Prof Khunti said the team had been surprised to find that many people were going back in with a new diagnosis, and many had developed heart, kidney and liver problems, as well as diabetes.

He said it was important to make sure people were placed on protective therapies, such as statins and aspirin. 

“We don’t know if it’s because Covid destroyed the beta cells which make insulin and you get Type 1 diabetes, or whether it causes insulin resistance, and you develop Type 2, but we are seeing these surprising new diagnoses of diabetes,” he added.

“We’ve seen studies where survivors have had MRS scans and they’ve cardiac problems and liver problems.

“These people urgently require follow up and the need to be on things like aspirin and statins.” 

The new study was published on a pre-print server and is yet to be peer reviewed.  However  experts described the paper as “important”.

Commenting on the study on Twitter, Christina Pagel, director of the clinical operational research unit at University College London said: “This is such important work. Covid is about so much more than death. A significant burden of long-term illness after hospitalisation for Covid.”

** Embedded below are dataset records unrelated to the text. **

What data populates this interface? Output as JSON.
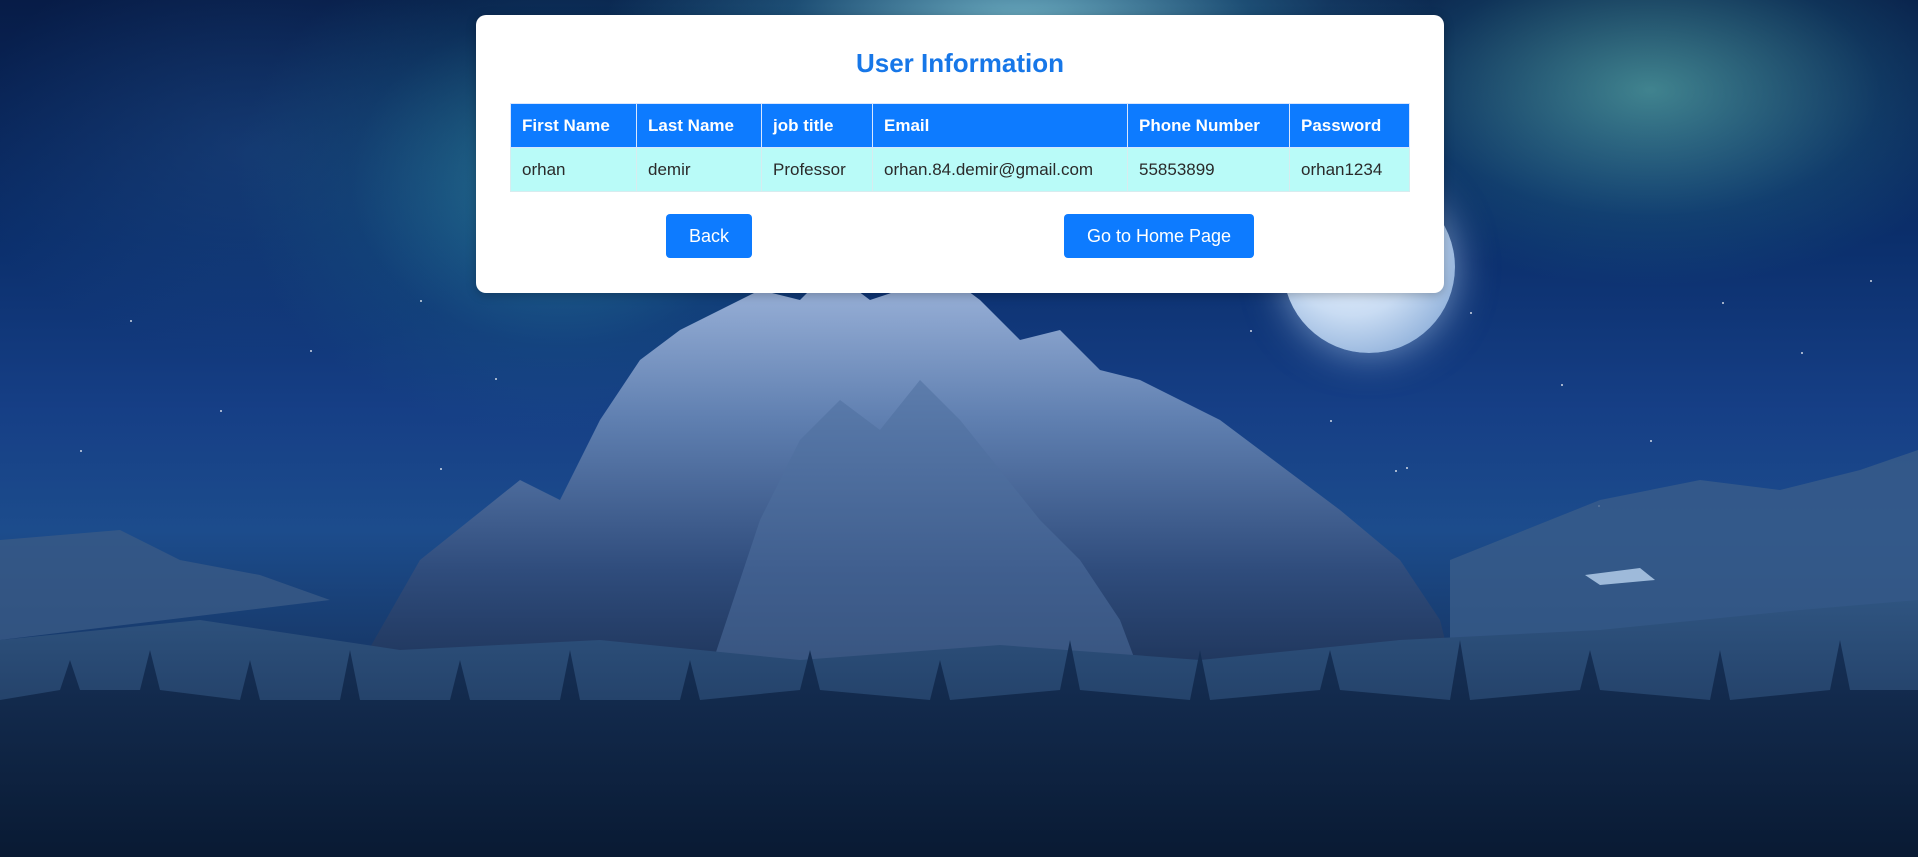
{
  "card": {
    "title": "User Information"
  },
  "table": {
    "columns": [
      "First Name",
      "Last Name",
      "job title",
      "Email",
      "Phone Number",
      "Password"
    ],
    "rows": [
      [
        "orhan",
        "demir",
        "Professor",
        "orhan.84.demir@gmail.com",
        "55853899",
        "orhan1234"
      ]
    ]
  },
  "buttons": {
    "back_label": "Back",
    "home_label": "Go to Home Page"
  },
  "colors": {
    "accent": "#0d7bff",
    "title": "#1777e8",
    "row_background": "#b9fbf8"
  }
}
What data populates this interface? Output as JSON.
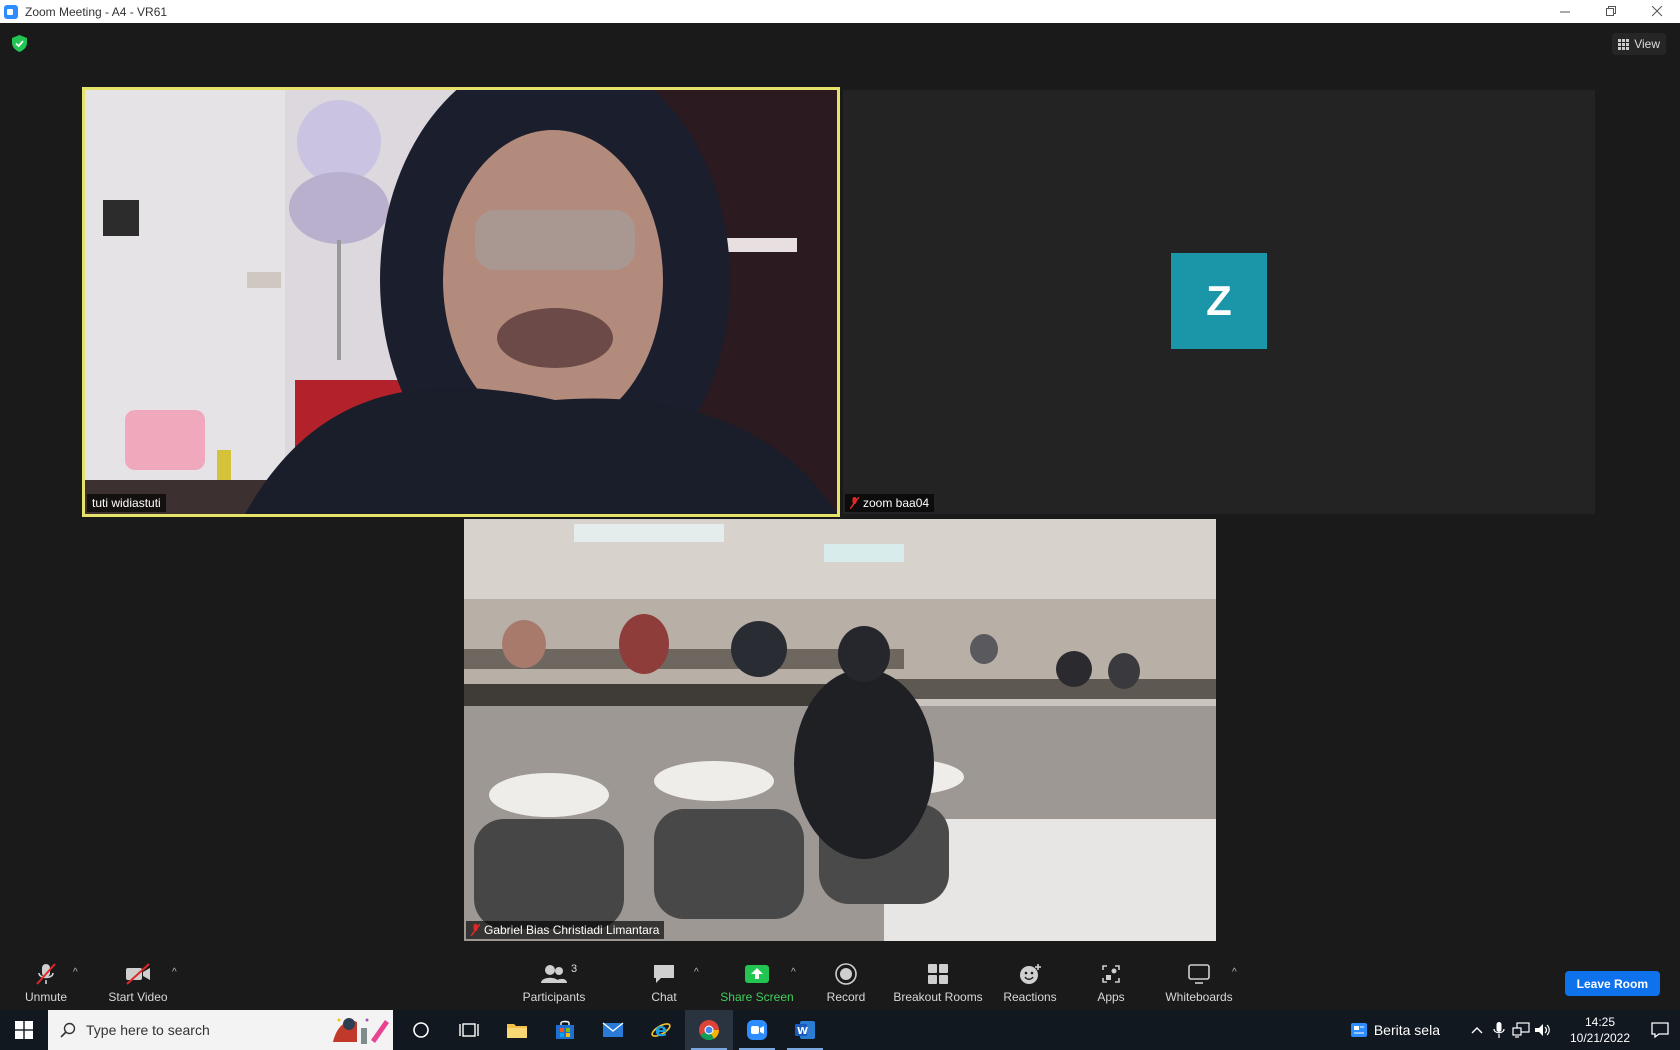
{
  "window": {
    "title": "Zoom Meeting - A4 - VR61"
  },
  "header": {
    "view_label": "View"
  },
  "participants_tiles": [
    {
      "name": "tuti widiastuti",
      "active_speaker": true,
      "muted": false
    },
    {
      "name": "zoom baa04",
      "avatar_letter": "Z",
      "muted": true
    },
    {
      "name": "Gabriel Bias Christiadi Limantara",
      "muted": true
    }
  ],
  "toolbar": {
    "unmute": "Unmute",
    "start_video": "Start Video",
    "participants": "Participants",
    "participants_count": "3",
    "chat": "Chat",
    "share_screen": "Share Screen",
    "record": "Record",
    "breakout_rooms": "Breakout Rooms",
    "reactions": "Reactions",
    "apps": "Apps",
    "whiteboards": "Whiteboards",
    "leave": "Leave Room"
  },
  "taskbar": {
    "search_placeholder": "Type here to search",
    "news": "Berita sela",
    "time": "14:25",
    "date": "10/21/2022"
  },
  "colors": {
    "active_speaker_border": "#e5e36a",
    "avatar_bg": "#1b95a8",
    "share_green": "#3ecf5c",
    "leave_blue": "#0e72ed"
  }
}
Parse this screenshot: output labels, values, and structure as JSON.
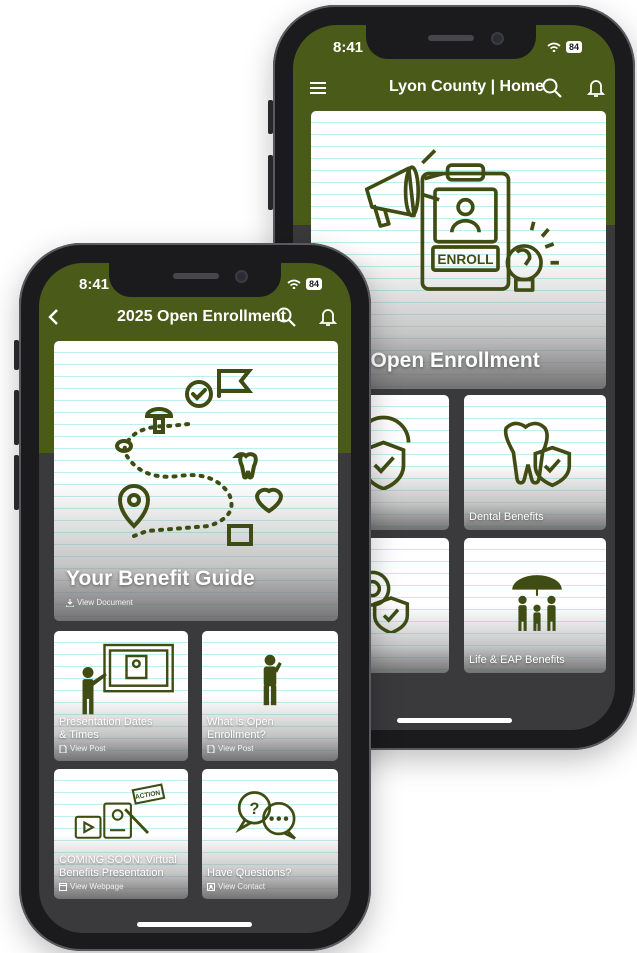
{
  "colors": {
    "brand_green": "#4a5a18",
    "icon_green": "#3f4d14",
    "screen_bg": "#3a3a3c"
  },
  "back_phone": {
    "status": {
      "time": "8:41",
      "battery": "84"
    },
    "nav": {
      "title": "Lyon County | Home",
      "menu_icon": "hamburger-menu-icon",
      "search_icon": "search-icon",
      "bell_icon": "bell-icon"
    },
    "hero": {
      "title_visible": "5 Open Enrollment",
      "icon": "enroll-clipboard-megaphone-icon"
    },
    "tiles": [
      {
        "label": "nefits",
        "icon": "shield-check-icon"
      },
      {
        "label": "Dental Benefits",
        "icon": "tooth-shield-icon"
      },
      {
        "label": "efits",
        "icon": "vision-shield-icon"
      },
      {
        "label": "Life & EAP Benefits",
        "icon": "family-umbrella-icon"
      }
    ]
  },
  "front_phone": {
    "status": {
      "time": "8:41",
      "battery": "84"
    },
    "nav": {
      "title": "2025 Open Enrollment",
      "back_icon": "chevron-left-icon",
      "search_icon": "search-icon",
      "bell_icon": "bell-icon"
    },
    "hero": {
      "title": "Your Benefit Guide",
      "action": "View Document",
      "action_icon": "download-icon",
      "icon": "benefit-roadmap-icon"
    },
    "tiles": [
      {
        "title_line1": "Presentation Dates",
        "title_line2": "& Times",
        "action": "View Post",
        "action_icon": "document-icon",
        "icon": "presenter-board-icon"
      },
      {
        "title_line1": "What is Open",
        "title_line2": "Enrollment?",
        "action": "View Post",
        "action_icon": "document-icon",
        "icon": "thinking-person-icon"
      },
      {
        "title_line1": "COMING SOON: Virtual",
        "title_line2": "Benefits Presentation",
        "action": "View Webpage",
        "action_icon": "webpage-icon",
        "icon": "video-action-icon"
      },
      {
        "title_line1": "Have Questions?",
        "title_line2": "",
        "action": "View Contact",
        "action_icon": "contact-icon",
        "icon": "chat-bubbles-icon"
      }
    ]
  }
}
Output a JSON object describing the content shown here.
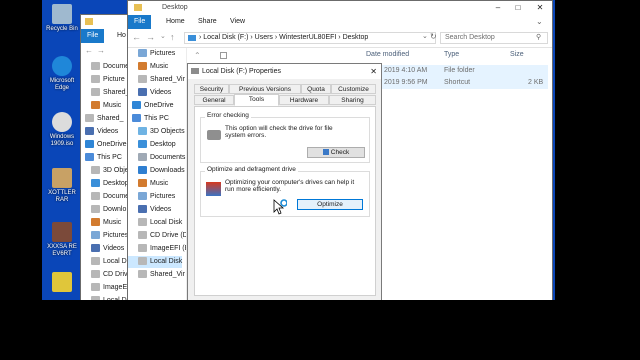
{
  "desktop": {
    "icons": [
      {
        "label": "Recycle Bin",
        "icon": "recycle-bin-icon",
        "color": "#9fb9cf"
      },
      {
        "label": "Microsoft Edge",
        "icon": "edge-icon",
        "color": "#1f87d9"
      },
      {
        "label": "Windows 1909.iso",
        "icon": "disc-image-icon",
        "color": "#dcdcdc"
      },
      {
        "label": "XOTTLER RAR",
        "icon": "archive-icon",
        "color": "#c8a165"
      },
      {
        "label": "XXXSA RE EV6RT",
        "icon": "app-icon",
        "color": "#7b4a3a"
      }
    ]
  },
  "explorer": {
    "title": "Desktop",
    "tabs": {
      "file": "File",
      "home": "Home",
      "share": "Share",
      "view": "View"
    },
    "breadcrumb": [
      "Local Disk (F:)",
      "Users",
      "WintesterUL80EFI",
      "Desktop"
    ],
    "search_placeholder": "Search Desktop",
    "columns": {
      "date": "Date modified",
      "type": "Type",
      "size": "Size"
    },
    "files": [
      {
        "date": "2019 4:10 AM",
        "type": "File folder",
        "size": ""
      },
      {
        "date": "2019 9:56 PM",
        "type": "Shortcut",
        "size": "2 KB"
      }
    ],
    "nav_items": [
      "Pictures",
      "Music",
      "Shared_Vir",
      "Videos",
      "OneDrive",
      "This PC",
      "3D Objects",
      "Desktop",
      "Documents",
      "Downloads",
      "Music",
      "Pictures",
      "Videos",
      "Local Disk",
      "CD Drive (D",
      "ImageEFI (E",
      "Local Disk",
      "Shared_Vir"
    ]
  },
  "back_window": {
    "tabs": {
      "file": "File",
      "home": "Ho"
    },
    "nav_items": [
      "Docume",
      "Picture",
      "Shared_",
      "Music",
      "Shared_",
      "Videos",
      "OneDrive",
      "This PC",
      "3D Obje",
      "Desktop",
      "Docume",
      "Downlo",
      "Music",
      "Pictures",
      "Videos",
      "Local Di",
      "CD Drive",
      "ImageEF",
      "Local Di"
    ]
  },
  "dialog": {
    "title": "Local Disk (F:) Properties",
    "tabs_row1": [
      "Security",
      "Previous Versions",
      "Quota",
      "Customize"
    ],
    "tabs_row2": [
      "General",
      "Tools",
      "Hardware",
      "Sharing"
    ],
    "error_checking": {
      "label": "Error checking",
      "text": "This option will check the drive for file system errors.",
      "button": "Check"
    },
    "optimize": {
      "label": "Optimize and defragment drive",
      "text": "Optimizing your computer's drives can help it run more efficiently.",
      "button": "Optimize"
    }
  }
}
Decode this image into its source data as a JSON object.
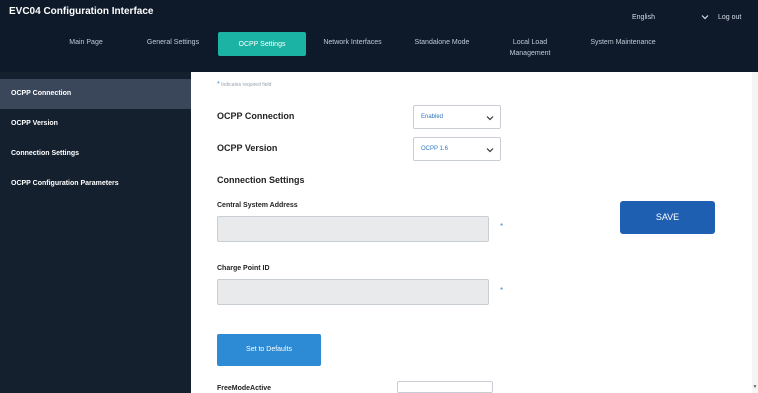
{
  "header": {
    "title": "EVC04 Configuration Interface",
    "language": "English",
    "logout": "Log out"
  },
  "nav": {
    "items": [
      {
        "label": "Main Page"
      },
      {
        "label": "General Settings"
      },
      {
        "label": "OCPP Settings",
        "active": true
      },
      {
        "label": "Network Interfaces"
      },
      {
        "label": "Standalone Mode"
      },
      {
        "label": "Local Load Management"
      },
      {
        "label": "System Maintenance"
      }
    ]
  },
  "sidebar": {
    "items": [
      {
        "label": "OCPP Connection",
        "active": true
      },
      {
        "label": "OCPP Version"
      },
      {
        "label": "Connection Settings"
      },
      {
        "label": "OCPP Configuration Parameters"
      }
    ]
  },
  "form": {
    "required_note": "Indicates required field",
    "ocpp_connection": {
      "label": "OCPP Connection",
      "value": "Enabled"
    },
    "ocpp_version": {
      "label": "OCPP Version",
      "value": "OCPP 1.6"
    },
    "connection_settings": {
      "label": "Connection Settings"
    },
    "central_system_address": {
      "label": "Central System Address",
      "value": ""
    },
    "charge_point_id": {
      "label": "Charge Point ID",
      "value": ""
    },
    "required_marker": "*",
    "next_field_label": "FreeModeActive"
  },
  "buttons": {
    "save": "SAVE",
    "set_defaults": "Set to Defaults"
  },
  "colors": {
    "header_bg": "#0e1a2a",
    "sidebar_bg": "#15202f",
    "active_tab": "#1bb3a4",
    "save_button": "#1f5fb2",
    "defaults_button": "#2d8ad4"
  },
  "icons": {
    "language_dropdown": "chevron-down-icon",
    "select_dropdown": "chevron-down-icon"
  }
}
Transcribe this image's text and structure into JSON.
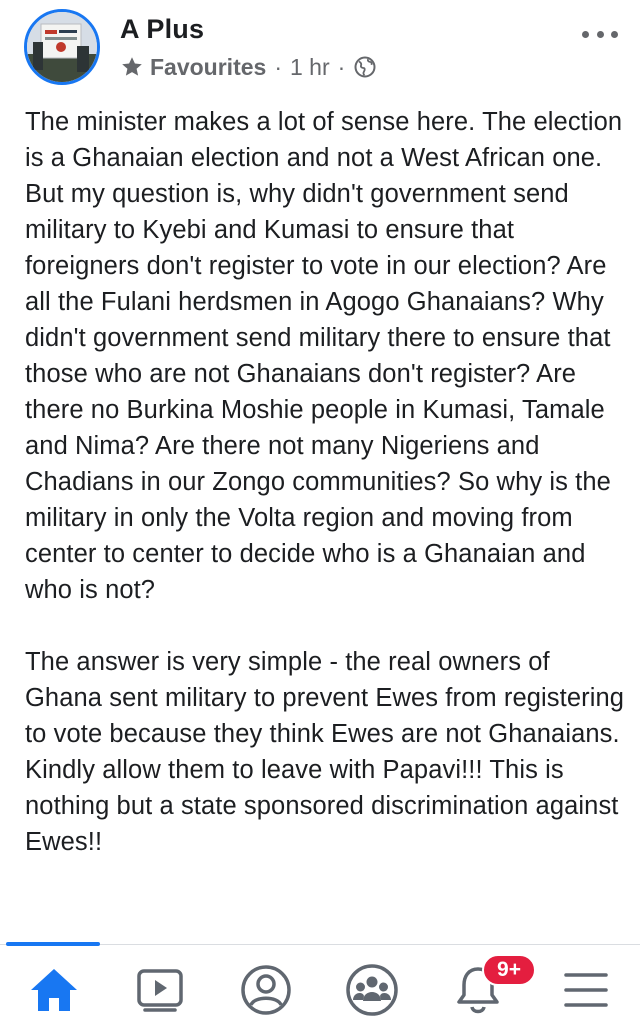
{
  "post": {
    "author": "A Plus",
    "audience": "Favourites",
    "separator": "·",
    "time": "1 hr",
    "privacy_icon": "globe-icon",
    "paragraphs": [
      "The minister makes a lot of sense here. The election is a Ghanaian election and not a West African one. But my question is, why didn't government send military to Kyebi and Kumasi to ensure that foreigners don't register to vote in our election? Are all the Fulani herdsmen in Agogo Ghanaians? Why didn't government send military there to ensure that those who are not Ghanaians don't register? Are there no Burkina Moshie people in Kumasi, Tamale and Nima? Are there not many Nigeriens and Chadians in our Zongo communities? So why is the military in only the Volta region and moving from center to center to decide who is a Ghanaian and who is not?",
      "The answer is very simple - the real owners of Ghana sent military to prevent Ewes from registering to vote because they think Ewes are not Ghanaians. Kindly allow them to leave with Papavi!!! This is nothing but a state sponsored discrimination against Ewes!!"
    ]
  },
  "tabbar": {
    "tabs": [
      {
        "name": "home",
        "icon": "home-icon",
        "active": true
      },
      {
        "name": "watch",
        "icon": "video-icon",
        "active": false
      },
      {
        "name": "profile",
        "icon": "profile-icon",
        "active": false
      },
      {
        "name": "groups",
        "icon": "groups-icon",
        "active": false
      },
      {
        "name": "notifications",
        "icon": "bell-icon",
        "active": false
      },
      {
        "name": "menu",
        "icon": "hamburger-icon",
        "active": false
      }
    ],
    "notifications_badge": "9+"
  },
  "colors": {
    "accent": "#1877f2",
    "text": "#1c1e21",
    "secondary_text": "#65676b",
    "badge": "#e41e3f",
    "icon_gray": "#606770"
  }
}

Last year, researchers at North Bristol NHS Trust found that three quarters of virus patients treated at Bristol's Southmead Hospital were still experiencing problems three months later.

Symptoms included breathlessness, excessive fatigue and muscle aches, leaving people struggling to wash, dress and return to work.

Some patients say they have been left needing a wheelchair since contracting the virus, while others claim they can no longer walk up the stairs without experiencing chest pain.

In December, the ONS estimated that one in 10 people who catch coronavirus go on to suffer long Covid with symptoms lasting three months or more. 

Overall, roughly 186,000 people in private households in England in the week beginning November 22 were living with Covid-19 symptoms that had persisted for between five and 12 weeks, the most up-to-date ONS data shows.